Değerli orkestra şefi ve çok başarılı yönetici Rengim Gökmen, Devlet Opera ve Balesi Genel Müdürlüğü'nden ve Cumhurbaşkanlığı Senfoni orkestrası şefliğinden alındı!

Bu önemli haber, Gazze katliamı, cumhurbaşkanlığı seçimi ve Gülen Cemaati'ne yönelik "casusluk" suçlamasıyla polis müdürlerinin gözaltına alınması operasyonunun gölgesinde kaynadı gitti!

Haberler, Rengim Gökmen'in AKP iktidarının hazırladığı Türkiye Sanat Kurumu, TÜSAK yasa tasarısına karşı eleştirel tutumu nedeniyle görevden alındığını belirtiyordu.

Bu tasarı da kamuoyunda yeterince bilinmiyordu ve tartışılmamıştı...

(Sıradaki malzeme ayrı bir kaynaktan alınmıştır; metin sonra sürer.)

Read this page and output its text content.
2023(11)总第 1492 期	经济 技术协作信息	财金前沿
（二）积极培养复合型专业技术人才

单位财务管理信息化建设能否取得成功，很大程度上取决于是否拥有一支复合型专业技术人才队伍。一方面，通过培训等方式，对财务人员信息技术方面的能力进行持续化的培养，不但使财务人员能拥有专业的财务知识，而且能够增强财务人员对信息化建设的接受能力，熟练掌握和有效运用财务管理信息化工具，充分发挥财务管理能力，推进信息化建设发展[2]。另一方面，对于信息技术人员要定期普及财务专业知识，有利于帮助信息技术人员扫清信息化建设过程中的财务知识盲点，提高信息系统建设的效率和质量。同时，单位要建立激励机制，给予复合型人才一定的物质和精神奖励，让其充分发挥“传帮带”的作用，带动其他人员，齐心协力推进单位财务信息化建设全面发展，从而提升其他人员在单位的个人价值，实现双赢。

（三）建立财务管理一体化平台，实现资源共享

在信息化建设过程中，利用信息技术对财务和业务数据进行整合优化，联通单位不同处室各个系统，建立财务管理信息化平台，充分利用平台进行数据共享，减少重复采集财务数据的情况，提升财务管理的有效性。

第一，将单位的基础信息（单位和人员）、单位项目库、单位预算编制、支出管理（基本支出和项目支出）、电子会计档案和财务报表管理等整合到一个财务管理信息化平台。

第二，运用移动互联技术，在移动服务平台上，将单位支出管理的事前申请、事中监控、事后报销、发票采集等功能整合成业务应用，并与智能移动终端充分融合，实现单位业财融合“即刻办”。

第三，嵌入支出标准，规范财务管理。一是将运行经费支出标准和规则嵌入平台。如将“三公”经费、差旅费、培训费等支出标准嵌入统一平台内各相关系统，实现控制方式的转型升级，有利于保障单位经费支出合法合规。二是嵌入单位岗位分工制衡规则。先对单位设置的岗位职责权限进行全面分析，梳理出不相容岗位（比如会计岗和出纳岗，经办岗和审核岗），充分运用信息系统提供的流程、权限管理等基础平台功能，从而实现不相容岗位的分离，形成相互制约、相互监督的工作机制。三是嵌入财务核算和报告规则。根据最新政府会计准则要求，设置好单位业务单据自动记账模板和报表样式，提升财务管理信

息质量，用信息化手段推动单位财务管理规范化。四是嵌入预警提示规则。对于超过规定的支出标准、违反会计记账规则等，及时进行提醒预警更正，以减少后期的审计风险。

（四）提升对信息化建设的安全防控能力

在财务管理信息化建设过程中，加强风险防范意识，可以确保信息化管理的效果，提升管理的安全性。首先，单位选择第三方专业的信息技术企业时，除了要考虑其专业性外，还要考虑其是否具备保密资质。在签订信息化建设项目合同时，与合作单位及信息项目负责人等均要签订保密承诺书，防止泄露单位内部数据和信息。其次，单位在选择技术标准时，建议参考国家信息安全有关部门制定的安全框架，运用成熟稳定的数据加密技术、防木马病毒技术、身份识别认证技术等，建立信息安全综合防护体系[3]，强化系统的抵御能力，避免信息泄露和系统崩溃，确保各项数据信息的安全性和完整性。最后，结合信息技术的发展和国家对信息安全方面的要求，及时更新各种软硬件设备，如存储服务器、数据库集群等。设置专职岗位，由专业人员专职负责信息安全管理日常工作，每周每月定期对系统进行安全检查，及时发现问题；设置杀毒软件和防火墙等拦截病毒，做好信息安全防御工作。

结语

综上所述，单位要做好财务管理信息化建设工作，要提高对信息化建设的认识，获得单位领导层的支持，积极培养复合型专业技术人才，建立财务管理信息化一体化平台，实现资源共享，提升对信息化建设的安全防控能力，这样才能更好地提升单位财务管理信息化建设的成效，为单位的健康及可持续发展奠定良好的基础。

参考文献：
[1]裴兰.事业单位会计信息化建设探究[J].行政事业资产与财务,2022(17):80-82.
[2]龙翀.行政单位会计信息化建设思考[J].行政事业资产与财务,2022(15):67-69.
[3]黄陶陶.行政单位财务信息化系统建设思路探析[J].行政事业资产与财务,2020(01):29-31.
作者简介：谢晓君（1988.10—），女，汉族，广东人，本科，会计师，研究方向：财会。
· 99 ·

Sadece bazı meslek kuruluşları tasarı aleyhine bildiriler yayınlamış, ama bunlar da gündemin sıcak haberleri arasında yok olup gitmişti.

Oysa Türkiye'nin sanat ve kültür yaşamını çok yakından ilgilendiren, bu alanları sadece kısırlaştırmakla kalmayan, arta kalacak tortuları da doğrudan siyasal iktidarın emrine veren bir tasarı bu.

Devlet Opera ve Balesi'nin (DOB) resmen bu tasarıya karşı çıktığı, yaptıkları çeşitli resmi açıklamalardan biliniyordu.

En son açıklamayı da DOB Genel Müdürü olarak Rengim Gökmen, 5. İstanbul Opera Festivali'nin açılış toplantısında yapmıştı.

Bu açıklama üzerine, 5 ve 6 Haziran günleri iki yazı yazmıştım Cumhuriyet'te...

5 Haziran tarihli yazım şöyleydi:

* * *
TÜSAK: RENGİM GÖKMEN'DEN YAPICI UYARILAR

 

Rengim Gökmen şu anda Opera ve Bale Genel Müdürü de olan ünlü orkestra şefimizdir.

Hayatımda tanıdığım, en efendi, en terbiyeli, en nazik, en insan sever kişilerin başında gelir...

Üstün sanat yeteneğini, gerçekten başarılı bir bürokrasi yönetimine aktarabilmiş, Türkiye'de, Tiyatro, Opera, Bale ve Senfonik Müzik alanlarında devrimsel değişikliklerin altına imza atmış ender kişilerden biridir.

* * *

2 Haziran Pazartesi gecesi 5. İstanbul Opera Festivali'nin tanıtım yemeğinde, Kültür Bakanlığı'nın yeni sanat kurumları tasarısı TÜSAK hakkındaki görüşlerini dinleme fırsatı buldum ve bir kez daha hayran oldum:

Eleştiriler, uyarılar, ancak bu kadar yapıcı, bu kadar bilimsel, bu kadar efendice ve bu kadar net olarak ortaya konabilirdi.

* * *

5. İstanbul Opera Festivali'nin Sanat Yönetmeni, aynen Gökmen gibi, sanatsal başarısını yönetime de aktarabilmiş olan bir başka övünç kaynağımız Yekta Kara...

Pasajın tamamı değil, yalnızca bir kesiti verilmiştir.